# XMG-PCGH-Notebooks mit Geforce GTX 1060 oder GTX 1070 [Anzeige]



## PCGH-Redaktion (4. Dezember 2016)

Jetzt ist Ihre Meinung zu *XMG-PCGH-Notebooks mit Geforce GTX 1060 oder GTX 1070 [Anzeige]* gefragt. 

Bitte beachten Sie: Der Kommentarbereich wird gemäß der  Forenregeln moderiert. Allgemeine Fragen und Kritik zu Online-Artikeln von PC Games Hardware sind im Feedback-Unterforum zu veröffentlichen und nicht im Kommentarthread zu einer News. Dort werden sie ohne Nachfragen entfernt.




			Dieser Inhalt steht nur eingeloggten Mitgliedern zur Verfügung.
        

 Zurück zum Artikel: *XMG-PCGH-Notebooks mit Geforce GTX 1060 oder GTX 1070 [Anzeige]*


----------



## phila_delphia (4. Dezember 2016)

Da habt ihr ein richitg schönes Paket gepackt. Ich fand schon die Medion Kooperation gut; denn dabei wurde in der Regel auch auf ordentliche Barebones gesetzt (MSI oder Clevo);

die XMG sind aber dezenter, der Support ist sehr gut und die Extras (+6 Monate Schnellreparatur und 1 Jahr PCGH Online Abo sind schwer in Ordnung) zum reduzierten Preis sind klasse.

Am spannendsten finde ich, dass auf der PCGH Seite von XMG noch andere Notebooks unter comming soon vermerkt sind ^^

Grüße

phila

P.S.: Hört sich beim Durchlesen ein bißchen wie ein gekaufter Kommentar an, aber ich bin mit meinen mySN Notebooks seit Jahren sehr zufrieden.

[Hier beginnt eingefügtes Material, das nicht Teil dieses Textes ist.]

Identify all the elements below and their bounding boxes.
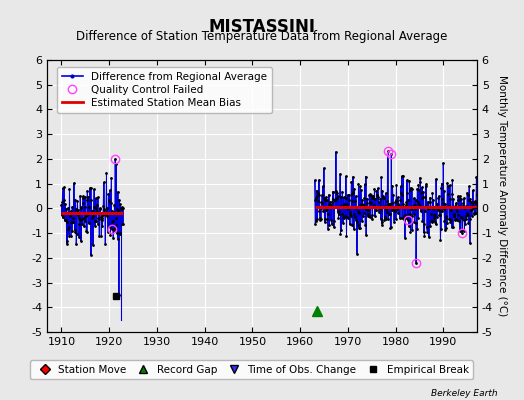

P.P.S.: Alleine das Flexi Charge Feature sollte Clevo endlich gefixed bekommen. Aber das ist im Moment bei alles Resellern gleich.


----------



## BeaverCheese (4. Dezember 2016)

Schenker Technologies nennen die sich jetzt?

Welche Technologien haben die denn entwickelt???

Die stecken RAM und Festplatten in Notebooks


----------



## Freakless08 (4. Dezember 2016)

BeaverCheese schrieb:


> Schenker Technologies nennen die sich jetzt?
> 
> Welche Technologien haben die denn entwickelt???
> 
> Die stecken RAM und Festplatten in Notebooks



Das macht eher die Firma Clevo für Schenker, genauso wie Clevo das auch für etliche andere Firmen macht.


----------



## Abductee (4. Dezember 2016)

Freakless08 schrieb:


> Das macht eher die Firma Clevo für Schenker, genauso wie Clevo das auch für etliche andere Firmen macht.



Bei der großen Konfigurationsmöglichkeit unwahrscheinlich.
Dank den großzügigen Wartungsklappen ist das aber schnell erledigt.


----------